It's a common refrain: Gig economy companies from Uber to TaskRabbit to SpoonRocket are hiring cheap, on-demand workers--and it's only a matter of time before robots take over the entire marketplace.
But ask that gig worker--or anyone with a job--if they feel secure in their position in the face of automation, and you might be surprised at their response. According to a report by Pew Research Center, 80 percent of Americans think their jobs probably or definitely will exist as they know it in 50 years, and 65 percent think a large portion of work will be done by computers.
The study is being released a day after a report on the impact of technology on skilled workers from local services marketplace startup Thumbtack. "The low-skilled gig economy job is unsustainable, whereas skilled professionals have the advantage of being difficult to outsource and resistant to automation," the Thumbtack survey stated.
But researchers who worked on both surveys underscored that a false sense of security transcends career fields and incomes. Past studies have projected automation of as much as half of all work humans do.
Automation is "not something that really registers as a top of mind threat," says Aaron Smith, associate director of research at Pew. People think in the macro that things are bad, but in the micro have optimism -- this is something Pew also sees in other surveys. An example Smith provided was how people will say that education in the United States sucks, "but if they ask about their child's school, it's great."
Thumbtack's chief economist Jon Lieber says overestimation of skill may also be at play in the dissonance of responses to the Pew study. "Lots of technologists write about the accelerating rate of technological change," he says. "It seems overwhelmingly likely that the average, educated worker is overestimating his own training and underestimating how quickly advances in automation are moving."
For instance, people are often surprised that the review of legal documents is now an automated process. "As the legal example shows, it doesn't matter how cognitively intensive a task may be," he says. "If it is routine, it's highly susceptible to being automated."

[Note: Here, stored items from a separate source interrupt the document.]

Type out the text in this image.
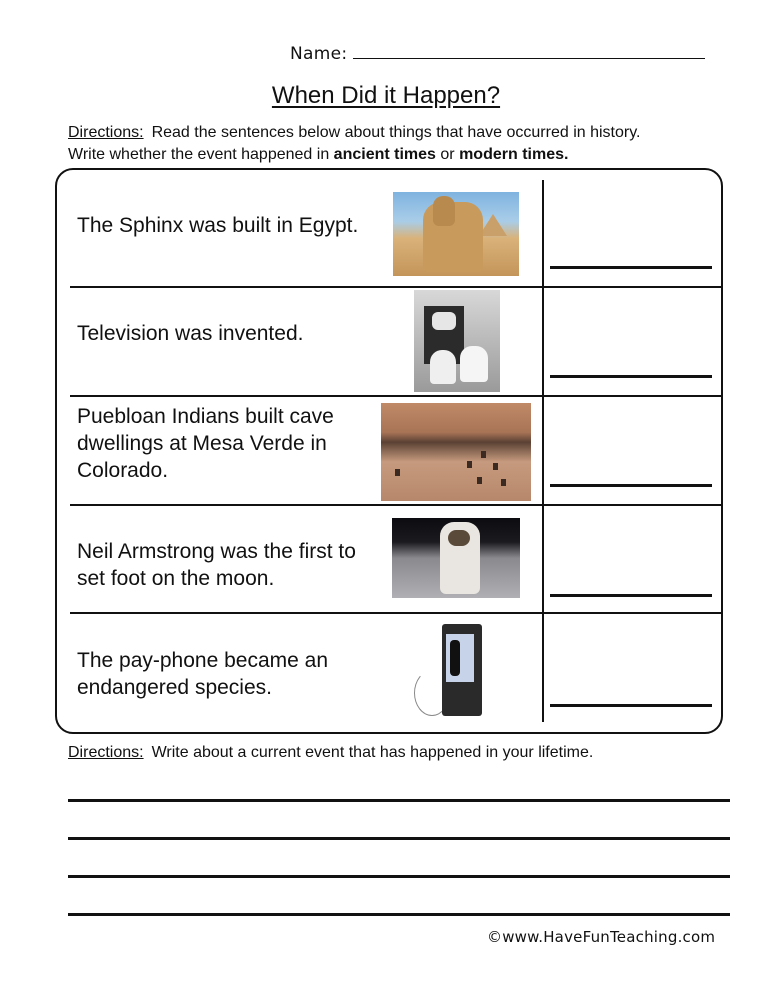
Name:
When Did it Happen?
Directions: Read the sentences below about things that have occurred in history.
Write whether the event happened in ancient times or modern times.
The Sphinx was built in Egypt.
Television was invented.
Puebloan Indians built cave dwellings at Mesa Verde in Colorado.
Neil Armstrong was the first to set foot on the moon.
The pay-phone became an endangered species.
Directions: Write about a current event that has happened in your lifetime.
©www.HaveFunTeaching.com
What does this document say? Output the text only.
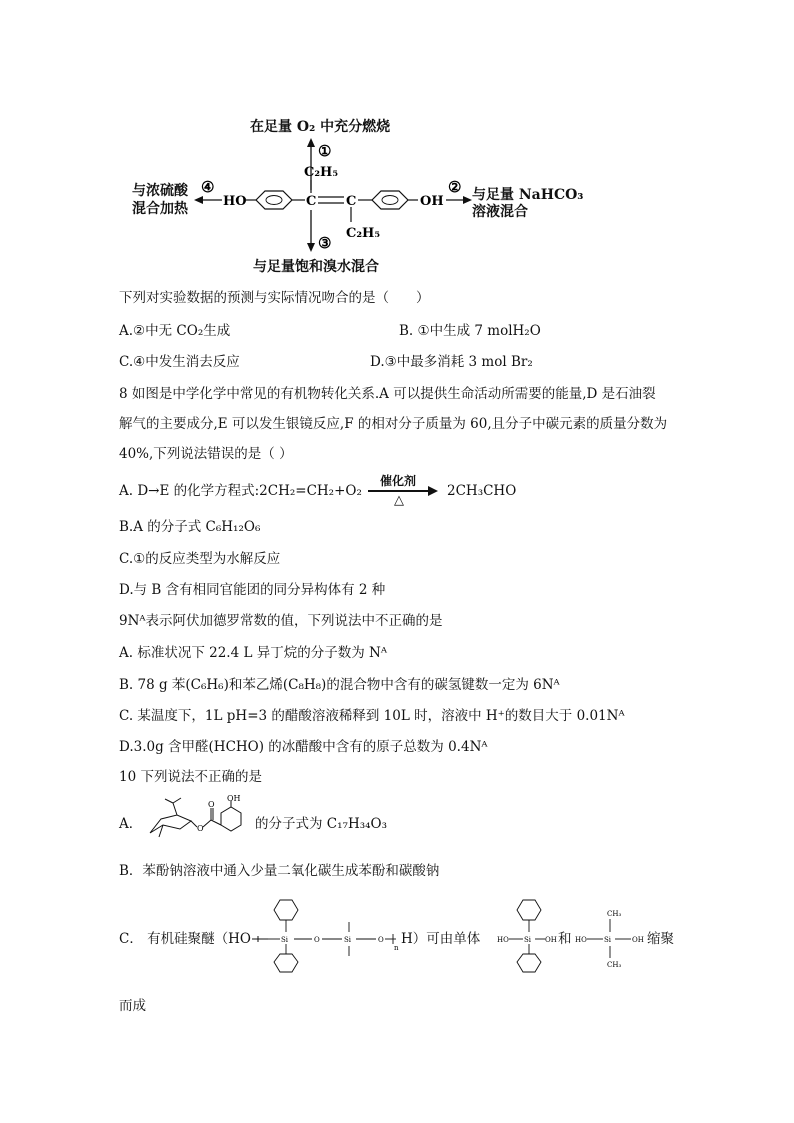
在足量 O₂ 中充分燃烧
与浓硫酸
混合加热
与足量 NaHCO₃
溶液混合
与足量饱和溴水混合
①
C₂H₅
④
HO	C C
C₂H₅
OH
②
③
下列对实验数据的预测与实际情况吻合的是（　　）
A.②中无 CO₂生成	B. ①中生成 7 molH₂O
C.④中发生消去反应	D.③中最多消耗 3 mol Br₂
8 如图是中学化学中常见的有机物转化关系.A 可以提供生命活动所需要的能量,D 是石油裂
解气的主要成分,E 可以发生银镜反应,F 的相对分子质量为 60,且分子中碳元素的质量分数为
40%,下列说法错误的是（ ）
A. D→E 的化学方程式:2CH₂=CH₂+O₂
催化剂
△
2CH₃CHO
B.A 的分子式 C₆H₁₂O₆
C.①的反应类型为水解反应
D.与 B 含有相同官能团的同分异构体有 2 种
9Nᴬ表示阿伏加德罗常数的值，下列说法中不正确的是
A. 标准状况下 22.4 L 异丁烷的分子数为 Nᴬ
B. 78 g 苯(C₆H₆)和苯乙烯(C₈H₈)的混合物中含有的碳氢键数一定为 6Nᴬ
C. 某温度下，1L pH=3 的醋酸溶液稀释到 10L 时，溶液中 H⁺的数目大于 0.01Nᴬ
D.3.0g 含甲醛(HCHO) 的冰醋酸中含有的原子总数为 0.4Nᴬ
10 下列说法不正确的是
A．	O
O
OH
的分子式为 C₁₇H₃₄O₃
B．苯酚钠溶液中通入少量二氧化碳生成苯酚和碳酸钠
C． 有机硅聚醚（HO	Si	O	Si	O
n
H）可由单体 HO Si OH 和
CH₃
HO Si	OH
CH₃
缩聚
而成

Jobs that are relatively safe from automation incorporate creativity in some way, or at least require a certain adaptability. Thumbtack defined the kind of skilled work that won't evaporate from its place in the gig economy as "non-routine, cognitively-intensive." That could be complex intellectual work or complicated manual labor, such as graphic design or plumbing.
And while skills matter for gig economy workers, Thumbtack's study argues that on-demand work can break down barriers, like a requirement for college degrees.
"Skilled professionals don't have employers, they have clients. They aren't applying for jobs they expect to have for the next 20 years, they are hunting down opportunities week to week," the survey reads.
As others who study automation have said, jobs themselves may not all necessarily disappear, but they will at least transform as certain tasks undergo automation.
Creativity and empathy are hard-to-automate skills, says Smith. He also commented that in past periods, like the industrial revolution, jobs rendered obsolete by new technologies gave way to new careers in their place. He predicts, however, that things like welfare may require rethinking to make a post-automation world work.
People tend to expect others to work, especially in the United States. "How does that change when we don't need everybody to work?"